I’m a gay bondage bottom. My boyfriend of four years is 100% vanilla, and we solved the “problem” of my need to get tied up—and it’s a real need—by outsourcing it. (Can you tell we’re longtime readers and listeners?) I was seeing two regular FWBs/bondage buddies, but that’s obviously on hold right now. (I’ve reached out to both my FWBs to let them both know I’m thinking about them and that I care about them, Dan, like you’ve been urging people to do on your show.) The issue is I still really need to get tied up, and my boyfriend is willing but he’s so bad at it that I don’t want to bother. He knows how much I need it, and he’s hurt that I’d rather go without than let him put me in bondage that isn’t really bondage because I can easily get out. We used to fight because I wanted him to tie me up and he didn’t want to do it and now we’re fighting because he wants to tie me up and I won’t let him do it. Any advice for a fan? —This Isn’t Exactly Desirable
If people can teach yoga, give concerts, and conduct first dates via online streaming services, then one of your bondage buddies can—if they’re into the idea—give your boyfriend a few bondage tutorials online. I’m glad to hear you already reached out to your bondage buddies, TIED, since now you’ll be asking them to do you and your boyfriend a favor. But I imagine it’s a favor they’ll enjoy doing.

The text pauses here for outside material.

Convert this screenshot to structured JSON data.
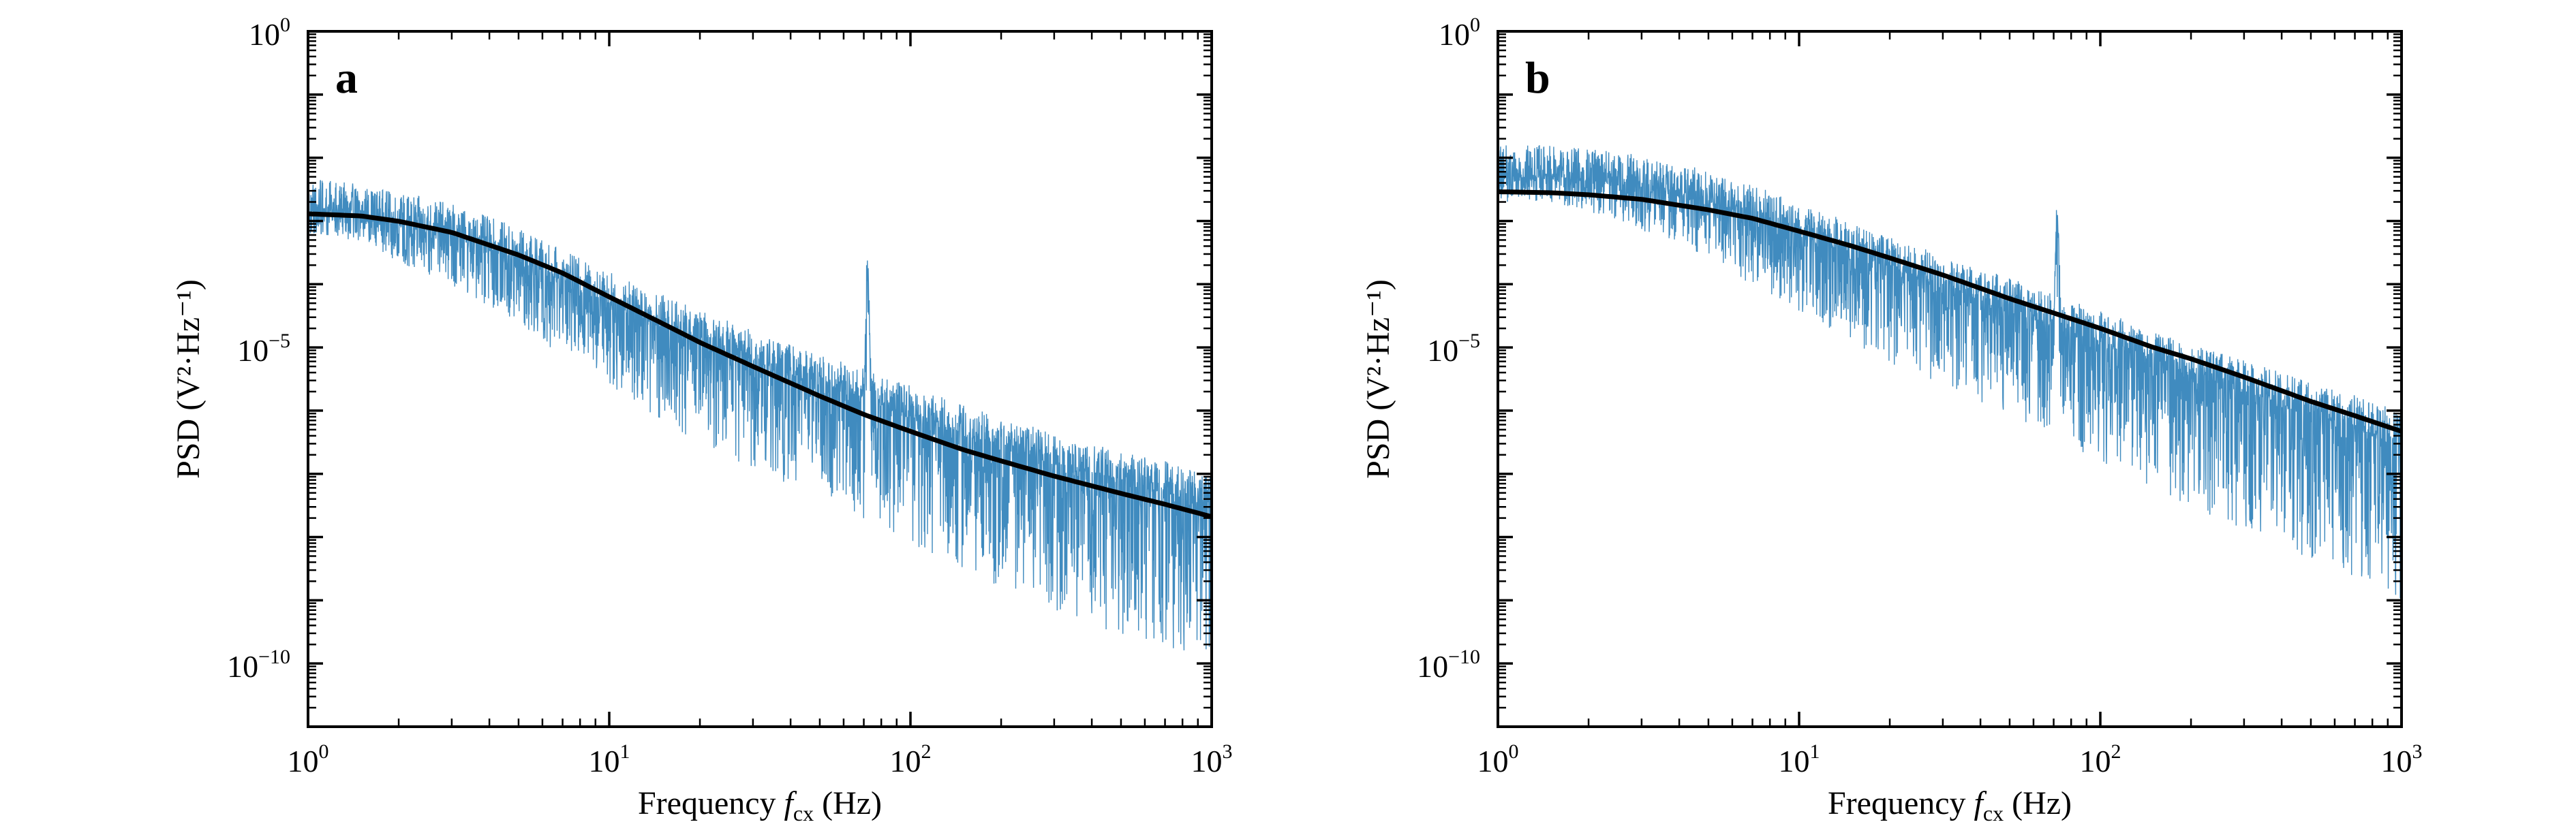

I’m a teenage girl with a female friend who keeps joking about having sex with me. We’re both into girls and sex, but while I find her really hot, she probably doesn’t feel the same about me. How can I tell if she’s joking about it because she finds the idea ridiculous, or if she’s joking about it because she actually wants to? Once everything goes back to normal COVID-wise, what should I do? —Getting Into Real Life
The ability to ask someone a direct question—particularly someone you’re interested in romantically and/or sexually—is an important skill, GIRL, and getting some practice now, when stakes are relatively low, will benefit you all your life. So get your friend on the phone and ask her this: “Are you serious about wanting to have sex with me? It’s fine if you don’t want to, but I’m actually attracted to you. Please say no if the answer’s no.” If the answer is yes, you can make a date to get together once circumstances/pandemics allow. But if the answer is no, GIRL, then you can get some practice making declarative statements: “I don’t want you to make those jokes anymore. They’re hurtful to me.” And if she continues to make jokes about having sex with you after you’ve made it clear she’s hurting your feelings, then she’s just being cruel and doesn’t deserve your time, attention, or friendship.